What talent do you have that your usual blog readers don’t know about? Talk about a time when you showed it to its best advantage.
I don’t talk enough about my English grammar skills, which is something I’d like to change. I’m trying to build a business around that talent so I can cultivate my life, but I doubt I could cultivate that dream without talking more about my talent. I catch grammar errors in news articles, school papers, work memos, and all over. I know grammar can form an impression on someone — bad grammar forms the impression of ignorance, even when it’s undeserved. I want my students and clients to be perceived as the intelligent, wonderful people they are.
Before we left Gainesville, I started leveraging my talent as a means to earn some extra money while job hunting. I discovered that tutoring was very lucrative in a college town, and I almost took the risk of staying in Gainesville to try forging my own business there. Unfortunately, the rural community I live in doesn’t afford me the same opportunities. However, I determined that a sliding scale rate would attract at least a few students. A very wonderful student found and hired me in September of 2011, and he’s been a regular ever since. I may have only broken even after feeding that money back into a local eatery, but the rewards of seeing my student’s writing improve more than make up for that. I thrive when I see my work pay off.
Ultimately, I would love to cultivate my dreams of being an English consultant because I feel rewarded — and free — when I’m playing with words.
Being trapped in a confined environment can turn an ordinary experience into a powder keg. Write about a thing that happened to you while you were using transportation; anything from your first school bus ride, to a train or plane, to being in the backseat of the car on a family road trip.
My animal reproductive physiology final awaited me. It was December 2005 — the last stand in my battle as an animal science major. Nothing was going to stop me from that showdown in the Animal Science building. I climbed the steps of the bus, sat in my seat, and waited for the driver to pull away. The sound of tires screeching approached from behind. THUD. I felt my body jolt forward as a van rear-ended the bus. Clearly, the signs weren’t favorable. I sat, waiting angrily and impatiently for law enforcement — and the next bus. I filled out the incident report card, questioning the driver and the cops if I needed to stay after the next bus arrived. “Are you hurt?” I wasn’t sure. I didn’t care, though. I could walk. I could see. I could hear. I could take my final. Along the ride to the big final, I realized my neck hurt. I didn’t care. I had to take that test. I diligently answered the questions, ignoring the throbbing pain in my neck. The ER could wait until I turned in my fate. I needed to know if I was meant to be a veterinarian. My neck could wait.
Sometimes you have to be cruel to be kind.
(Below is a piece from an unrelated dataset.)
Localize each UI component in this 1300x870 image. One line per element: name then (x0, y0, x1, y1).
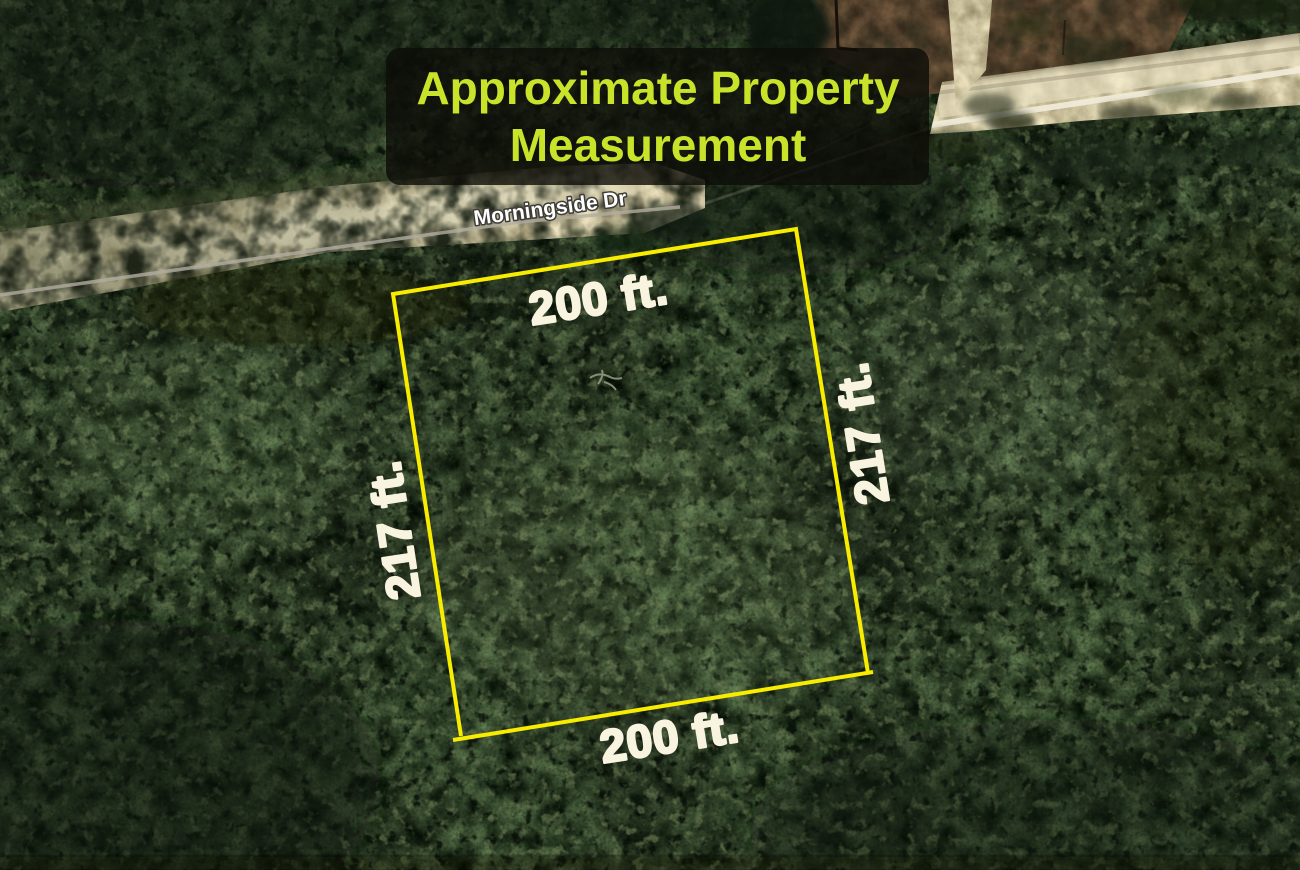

Write about a time you taught someone a lesson you didn’t want to teach.
She had stolen my Violet, my favorite Pound Puppy plush toy. She thought she was entitled to my stuff because her parents owned the basement apartment we lived in. I was furious. I’d show her, though — I’d teach her how it felt to have your belongings violated. I found her play make-up compact. I took it home with me. When we moved, I kept it as a reminder that she stole my Violet. I would recall the sadness I felt, not having that plush toy. As I grew older, I began to forget the little plush toy and giggle at my three-year-old sense of justice. After all, two wrongs really don’t make a right.
Tell a story about something interesting (anything!) that happened to you, but tell it in the form of an instruction manual (Step 1, Step 2, etc.).
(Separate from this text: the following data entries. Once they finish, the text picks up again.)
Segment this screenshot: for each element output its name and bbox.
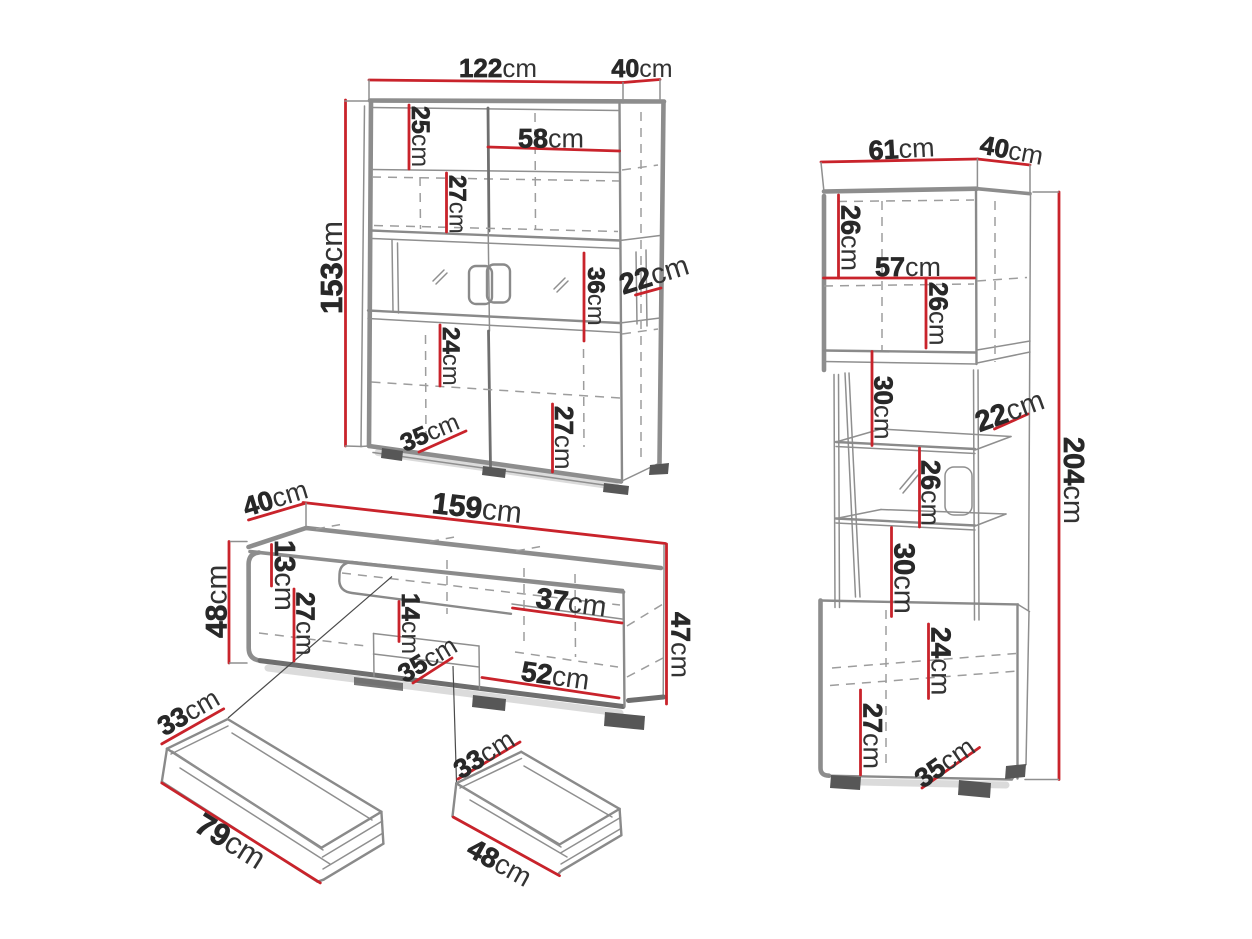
- svg-text:27cm: 27cm: [291, 592, 321, 656]
- svg-text:61cm: 61cm: [868, 132, 936, 165]
- svg-text:27cm: 27cm: [444, 175, 471, 234]
- svg-text:36cm: 36cm: [582, 267, 609, 326]
- svg-text:14cm: 14cm: [396, 593, 424, 654]
- svg-text:27cm: 27cm: [549, 406, 579, 470]
- svg-text:48cm: 48cm: [201, 565, 234, 638]
- svg-text:47cm: 47cm: [666, 612, 696, 678]
- svg-text:57cm: 57cm: [875, 252, 941, 282]
- svg-text:153cm: 153cm: [314, 221, 349, 314]
- svg-text:27cm: 27cm: [858, 703, 888, 769]
- svg-text:30cm: 30cm: [869, 376, 899, 440]
- svg-text:122cm: 122cm: [459, 53, 537, 83]
- svg-text:204cm: 204cm: [1057, 437, 1089, 524]
- svg-text:24cm: 24cm: [926, 627, 957, 695]
- svg-text:25cm: 25cm: [406, 106, 434, 167]
- svg-text:26cm: 26cm: [916, 460, 946, 526]
- svg-text:40cm: 40cm: [611, 55, 672, 83]
- svg-text:26cm: 26cm: [924, 282, 954, 346]
- svg-text:24cm: 24cm: [437, 327, 464, 386]
- svg-text:58cm: 58cm: [518, 124, 584, 154]
- svg-text:26cm: 26cm: [836, 205, 866, 271]
- svg-text:30cm: 30cm: [888, 543, 920, 614]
- Watch “Lady and the Tramp” with your mother.
- Think of something amazing to tell your dad.
- Ask your mother to pause the movie.
- Charge down the hall at full speed.
- Crash head first into the door knob.
- Shriek in terror and pain.
- Kick and scream as your mother attempts to apply pressure to your gushing forehead.
- Somehow make it to the emergency room.
- Flail and fight against the medical staff.
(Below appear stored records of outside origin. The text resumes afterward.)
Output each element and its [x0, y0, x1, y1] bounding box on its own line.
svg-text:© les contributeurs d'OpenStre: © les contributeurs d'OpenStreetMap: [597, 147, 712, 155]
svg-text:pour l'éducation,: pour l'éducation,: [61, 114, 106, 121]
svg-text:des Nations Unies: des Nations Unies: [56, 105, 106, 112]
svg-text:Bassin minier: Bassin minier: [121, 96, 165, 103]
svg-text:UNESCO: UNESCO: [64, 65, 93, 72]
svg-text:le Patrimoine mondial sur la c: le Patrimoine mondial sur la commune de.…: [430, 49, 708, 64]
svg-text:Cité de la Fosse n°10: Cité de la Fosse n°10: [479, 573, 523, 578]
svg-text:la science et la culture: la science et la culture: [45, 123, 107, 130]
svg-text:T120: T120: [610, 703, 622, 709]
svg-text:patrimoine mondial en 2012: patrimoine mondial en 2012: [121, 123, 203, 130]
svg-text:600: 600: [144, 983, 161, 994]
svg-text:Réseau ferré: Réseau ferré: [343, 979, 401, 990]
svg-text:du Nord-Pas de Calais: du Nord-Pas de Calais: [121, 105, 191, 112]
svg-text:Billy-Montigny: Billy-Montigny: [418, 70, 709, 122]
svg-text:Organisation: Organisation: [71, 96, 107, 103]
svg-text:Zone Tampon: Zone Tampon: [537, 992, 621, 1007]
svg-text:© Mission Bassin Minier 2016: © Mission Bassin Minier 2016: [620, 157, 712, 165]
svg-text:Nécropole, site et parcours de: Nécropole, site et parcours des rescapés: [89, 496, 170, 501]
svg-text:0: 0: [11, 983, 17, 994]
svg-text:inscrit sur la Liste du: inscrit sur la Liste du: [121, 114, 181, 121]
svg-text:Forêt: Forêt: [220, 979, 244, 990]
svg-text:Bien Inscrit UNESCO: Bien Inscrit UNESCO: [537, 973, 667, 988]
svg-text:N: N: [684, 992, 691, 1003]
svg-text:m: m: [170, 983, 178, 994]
- Get strapped into a papoose for your own good.
- Scream bloody murder as they stitch your head closed.
- Wonder what the hell was so amazing that you had to tell your dad.
- Wonder that question for the rest of your life.
Tell a story set at your first job.
George sat me down for my 90 day evaluation. I received great compliments and praise for my efforts. And then he said it: “You’re not very analytical. You need to think more like a man.” I sat in stunned silence, in shock that this 40-something man just uttered those words to a 16-year-old girl in the year 2000. I couldn’t believe the misogyny sitting at the table. I complained to anyone who would listen. I joked with co-workers that I needed to elbow George, point out a woman, and comment on the size of her breasts — that would show him. Of course, I never did have the nerve to say anything to his face. I kept the job through the end of summer, but I felt no grief when I gave him my notice.
Oh, and George? Check out the rack on that one!